The various studies described above correspond to research based on data observation. This type of research is generally used when, for practical or ethical reasons, it is necessary to observe variables from the outside. In this type of research, researchers do not interfere with the object of study, but observe the relationship between two variables at a given moment. As a consequence, the results of an observational study must be kept at a descriptive level, since it is not possible to infer a causal relation between two variables. In our example of a correlational study, the age when learning begins is related to language proficiency, but it is not possible to state that an increase in age is the cause for the decrease in language proficiency. It might be possible that other variables not considered in our research can also explain the relationship between the variables examined. We could imagine, for example, that the context in which second language acquisition takes place is not the same depending on the age when the learning process begins. It is likely that when young children learn a second language, this takes place within a family setting, where parents may speak different languages or a different language from that of the external environment. When older people start learning a language, it is probable that they grew up in a monolingual linguistic environment and later discovered a second language at school, or when moving to another country, for example. The type of linguistic exchanges may also differ depending on age, as well as the motivation to learn, cognitive skills or many other variables. These external variables that are left aside during research are called confounding variables and are related to the two variables examined, age and language proficiency. It could be, that language learning conditions rather than age itself can account for the differences in language levels. Since it is impossible to distinguish the variables examined, from confounding variables, research based on the observation of data should not draw a conclusion from a causal relation between two variables.

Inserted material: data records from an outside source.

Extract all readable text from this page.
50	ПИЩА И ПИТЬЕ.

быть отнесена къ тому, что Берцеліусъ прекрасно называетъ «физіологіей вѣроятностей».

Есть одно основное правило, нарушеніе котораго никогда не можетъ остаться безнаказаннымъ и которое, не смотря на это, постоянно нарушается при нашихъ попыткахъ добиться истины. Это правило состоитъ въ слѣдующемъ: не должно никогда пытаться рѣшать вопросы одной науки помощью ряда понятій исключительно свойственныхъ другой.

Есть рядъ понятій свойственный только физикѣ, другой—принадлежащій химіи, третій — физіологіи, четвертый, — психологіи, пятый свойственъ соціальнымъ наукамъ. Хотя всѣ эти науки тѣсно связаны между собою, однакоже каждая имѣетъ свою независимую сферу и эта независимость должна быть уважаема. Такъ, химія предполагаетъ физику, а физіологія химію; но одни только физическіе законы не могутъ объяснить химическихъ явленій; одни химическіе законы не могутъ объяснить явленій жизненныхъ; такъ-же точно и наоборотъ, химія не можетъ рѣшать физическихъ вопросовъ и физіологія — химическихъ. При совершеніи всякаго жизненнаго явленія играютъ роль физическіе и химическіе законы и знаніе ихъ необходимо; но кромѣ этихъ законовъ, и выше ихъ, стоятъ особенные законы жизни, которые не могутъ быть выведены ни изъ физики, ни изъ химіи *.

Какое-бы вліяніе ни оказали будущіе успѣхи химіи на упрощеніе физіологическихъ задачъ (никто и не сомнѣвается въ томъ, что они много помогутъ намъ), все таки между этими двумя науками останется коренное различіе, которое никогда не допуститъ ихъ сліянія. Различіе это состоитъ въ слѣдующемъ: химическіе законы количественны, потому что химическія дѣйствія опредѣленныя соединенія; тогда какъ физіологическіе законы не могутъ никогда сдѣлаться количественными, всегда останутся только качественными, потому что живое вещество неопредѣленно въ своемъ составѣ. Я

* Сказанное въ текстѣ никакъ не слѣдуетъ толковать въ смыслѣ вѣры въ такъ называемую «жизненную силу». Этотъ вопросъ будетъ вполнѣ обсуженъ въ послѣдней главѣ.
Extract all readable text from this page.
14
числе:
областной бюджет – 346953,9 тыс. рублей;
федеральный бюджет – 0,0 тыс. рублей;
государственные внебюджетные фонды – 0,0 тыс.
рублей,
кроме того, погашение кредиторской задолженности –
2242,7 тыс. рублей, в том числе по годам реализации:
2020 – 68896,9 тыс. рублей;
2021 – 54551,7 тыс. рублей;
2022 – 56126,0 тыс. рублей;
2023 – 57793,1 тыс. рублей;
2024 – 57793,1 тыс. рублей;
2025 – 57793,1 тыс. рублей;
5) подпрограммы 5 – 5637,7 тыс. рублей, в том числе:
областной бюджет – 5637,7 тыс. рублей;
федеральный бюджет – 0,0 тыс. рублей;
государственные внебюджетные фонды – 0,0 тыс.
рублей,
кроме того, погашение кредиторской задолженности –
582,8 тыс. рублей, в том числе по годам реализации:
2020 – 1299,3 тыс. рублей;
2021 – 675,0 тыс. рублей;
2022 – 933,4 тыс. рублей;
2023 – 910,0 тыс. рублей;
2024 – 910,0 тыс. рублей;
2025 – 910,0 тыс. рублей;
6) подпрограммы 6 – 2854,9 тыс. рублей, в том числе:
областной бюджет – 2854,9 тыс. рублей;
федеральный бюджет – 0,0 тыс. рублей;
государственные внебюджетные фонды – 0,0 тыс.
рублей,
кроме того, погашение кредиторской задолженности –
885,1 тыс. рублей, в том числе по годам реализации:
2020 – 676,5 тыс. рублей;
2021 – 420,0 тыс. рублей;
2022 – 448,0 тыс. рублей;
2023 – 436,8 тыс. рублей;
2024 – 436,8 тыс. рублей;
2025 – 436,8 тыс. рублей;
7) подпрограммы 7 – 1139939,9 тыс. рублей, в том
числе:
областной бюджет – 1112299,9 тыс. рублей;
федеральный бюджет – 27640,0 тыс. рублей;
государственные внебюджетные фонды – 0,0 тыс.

In order to determine a causal relation between two variables, it is necessary to exclude any confounding variable. By using experimental methodology, the variables of interest can be manipulated to determine what effect a variable has on another variable, regardless of other possibly interfering variables. In other words, rather than observing natural data, the experimental methodology defines the conditions under which a phenomenon could be observed and then sets up an experiment in which these conditions can be manipulated, in order to measure their influence on the phenomenon under investigation. In the rest of this chapter, we will describe in more detail the various characteristics of experimental research.